A article in the NYT, http://www.nytimes.com/2008/08/31/technology/31novel.html?ref=business, discusses a new analytic tool for collaborative work: Many eyes. www.many-eyes.com
“People share their videos on YouTube and their photos at Flickr. Now they can share more technical types of displays: graphs, charts and other visuals they create to help them analyze data buried in spreadsheets, tables or text.
The site was created by scientists at the Watson Research Center of I.B.M. in Cambridge, Mass., to help people publish and discuss graphics in a group. Those who register at the site can comment on one another’s work, perhaps visualizing the same information with different tools and discovering unexpected patterns in the data.”
“Collaboration like this can be an effective way to spur insight, said Pat Hanrahan, a professor of computer science at Stanford whose research includes scientific visualization. “When analyzing information, no single person knows it all,” he said. “When you have a group look at data, you protect against bias. You get more perspectives, and this can lead to more reliable decisions.”

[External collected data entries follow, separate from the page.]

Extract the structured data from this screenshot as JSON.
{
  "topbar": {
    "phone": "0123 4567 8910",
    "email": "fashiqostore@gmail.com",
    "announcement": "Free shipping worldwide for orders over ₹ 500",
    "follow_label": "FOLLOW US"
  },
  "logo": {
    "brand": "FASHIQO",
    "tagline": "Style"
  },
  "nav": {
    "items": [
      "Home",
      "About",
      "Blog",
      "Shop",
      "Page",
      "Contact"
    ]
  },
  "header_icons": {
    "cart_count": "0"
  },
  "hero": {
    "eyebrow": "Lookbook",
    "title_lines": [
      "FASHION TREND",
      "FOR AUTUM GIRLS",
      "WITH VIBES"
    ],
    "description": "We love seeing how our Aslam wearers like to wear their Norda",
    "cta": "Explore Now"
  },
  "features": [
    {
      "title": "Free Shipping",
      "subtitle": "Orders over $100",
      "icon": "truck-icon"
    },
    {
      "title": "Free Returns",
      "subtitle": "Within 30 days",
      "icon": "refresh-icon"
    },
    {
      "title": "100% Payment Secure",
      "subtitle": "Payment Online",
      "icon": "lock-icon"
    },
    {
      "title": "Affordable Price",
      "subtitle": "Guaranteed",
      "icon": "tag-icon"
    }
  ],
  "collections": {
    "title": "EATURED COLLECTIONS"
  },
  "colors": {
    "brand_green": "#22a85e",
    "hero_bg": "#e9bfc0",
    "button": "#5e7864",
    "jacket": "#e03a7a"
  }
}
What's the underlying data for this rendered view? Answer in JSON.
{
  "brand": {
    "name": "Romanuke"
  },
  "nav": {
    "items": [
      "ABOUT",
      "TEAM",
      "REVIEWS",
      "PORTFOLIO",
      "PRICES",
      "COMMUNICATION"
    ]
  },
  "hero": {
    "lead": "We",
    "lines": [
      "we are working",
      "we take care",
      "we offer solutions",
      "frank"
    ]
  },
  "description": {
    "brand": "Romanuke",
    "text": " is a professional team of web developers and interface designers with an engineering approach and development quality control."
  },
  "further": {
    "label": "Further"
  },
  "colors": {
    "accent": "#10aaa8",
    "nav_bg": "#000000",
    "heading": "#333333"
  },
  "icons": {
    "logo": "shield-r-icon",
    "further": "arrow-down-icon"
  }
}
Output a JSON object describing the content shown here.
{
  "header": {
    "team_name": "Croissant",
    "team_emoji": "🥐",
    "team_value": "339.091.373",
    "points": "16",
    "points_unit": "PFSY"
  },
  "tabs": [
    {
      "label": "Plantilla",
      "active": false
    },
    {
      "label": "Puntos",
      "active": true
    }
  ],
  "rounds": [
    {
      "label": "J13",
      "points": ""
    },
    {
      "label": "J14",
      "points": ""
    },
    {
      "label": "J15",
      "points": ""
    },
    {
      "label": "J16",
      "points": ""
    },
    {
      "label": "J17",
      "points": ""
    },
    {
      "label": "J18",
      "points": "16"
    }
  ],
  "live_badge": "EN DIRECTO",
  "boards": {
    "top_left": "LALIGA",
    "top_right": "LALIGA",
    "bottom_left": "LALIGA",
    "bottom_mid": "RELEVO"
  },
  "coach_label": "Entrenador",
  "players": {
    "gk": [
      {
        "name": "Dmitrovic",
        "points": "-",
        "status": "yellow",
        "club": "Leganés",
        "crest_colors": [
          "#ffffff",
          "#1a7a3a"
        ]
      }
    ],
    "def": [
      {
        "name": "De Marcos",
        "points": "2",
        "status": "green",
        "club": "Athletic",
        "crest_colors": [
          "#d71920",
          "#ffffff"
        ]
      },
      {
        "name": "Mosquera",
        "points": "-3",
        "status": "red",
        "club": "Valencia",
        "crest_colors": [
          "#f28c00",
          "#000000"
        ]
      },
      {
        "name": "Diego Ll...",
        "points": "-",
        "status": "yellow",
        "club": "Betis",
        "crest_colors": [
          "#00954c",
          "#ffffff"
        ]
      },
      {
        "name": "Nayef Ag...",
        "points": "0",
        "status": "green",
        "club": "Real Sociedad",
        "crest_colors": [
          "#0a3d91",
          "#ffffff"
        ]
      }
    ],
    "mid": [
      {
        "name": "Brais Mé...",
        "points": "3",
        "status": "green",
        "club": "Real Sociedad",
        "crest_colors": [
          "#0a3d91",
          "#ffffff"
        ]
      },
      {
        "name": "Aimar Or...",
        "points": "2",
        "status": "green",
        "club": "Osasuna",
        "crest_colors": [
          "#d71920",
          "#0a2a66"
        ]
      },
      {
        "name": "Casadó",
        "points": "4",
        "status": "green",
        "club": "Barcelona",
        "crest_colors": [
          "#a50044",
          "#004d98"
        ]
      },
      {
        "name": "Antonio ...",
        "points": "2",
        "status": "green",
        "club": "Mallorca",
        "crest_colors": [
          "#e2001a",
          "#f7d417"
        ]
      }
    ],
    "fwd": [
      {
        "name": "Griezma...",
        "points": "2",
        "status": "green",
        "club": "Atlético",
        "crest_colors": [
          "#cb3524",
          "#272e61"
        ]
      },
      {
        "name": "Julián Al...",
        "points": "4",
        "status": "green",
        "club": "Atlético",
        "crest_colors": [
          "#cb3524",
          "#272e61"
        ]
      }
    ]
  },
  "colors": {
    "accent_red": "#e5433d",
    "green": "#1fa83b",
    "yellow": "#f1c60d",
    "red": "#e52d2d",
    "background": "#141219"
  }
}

Hmmm. Sounds related to Linda Labbo's and David Reinking's article in RRQ on multiple perspectives and the opening chapter in the Handbook of Research on New Literacies: http://www.newliteracies.uconn.edu/pub_files/Handbook_of_Research_on_New_Literacies.pdf Both argue that in an age of rapidly changing literacies we require collaborative research teams to study important issues.
Now, if we could only get a collaborative SPSS or NVivo!